I think you're assuming that when I said "polymorphism", I meant "inheritance and virtual functions", but "polymorphism" just means having one piece of code operate on different kinds of data. Templates are a kind of polymorphism, and that's what I'm referring to.
In the general C++ community, there is a sharp distinction between run-time and compile-time polymorphism, due to the 'zero-overhead' philosophy of C++, (ie. you don't pay for what you don't absolutely _have_ to pay for). Therefore, unqualified use of the term 'polymorphism' is normally assumed to mean run-time polymophism (simply because that was added to C++ first), although you are correct in your usage of it otherwise. The 'safe' term to use in this case is 'generic' code. Just FYI.
I'm fully aware of the distinction between compile-time and run-time polymorphism, but the notion that 'polymorphism' is assumed to mean 'run-time' is new to me (FWIW, Stroustrup suggests 'polymorphism' as a general term for both kinds). In what sense is 'generic' a safe term? I had always thought 'generic' referred specifically to compile-time polymorphism (Googling for C++ generic programming seems to back this up), but I was trying to talk about polymorphism as a general concept, apart from whether it was implemented at compile-time or run-time. If you're not saying 'generic' fills that need, what word should I have used?
In other words, can you give an example of how you see this library being used, in a way that wouldn't be possible (or easy) without templates?

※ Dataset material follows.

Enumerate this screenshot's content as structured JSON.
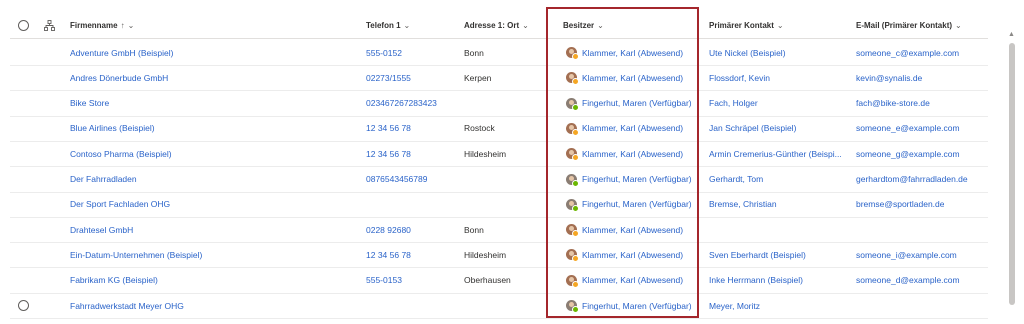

consider a function that *someone* will need to use, that doesn't depend on the representation of the data:
// where GraphContext is a TwoDimContainer with a value_type // convertable to PixelRepr template <class PixelRepr, class GraphContext> void resample(const GraphContext& from, GraphContext& to) { // ... // Dumb aliasing resampling to[x][y] = from[x*x_scale][y*y_scale]; // ... }
But this function doesn't really use the proposed library, or need it. All it requires is that PixelRepr be assignable; it doesn't even have to be a color, much less a color answering to the proposed interface.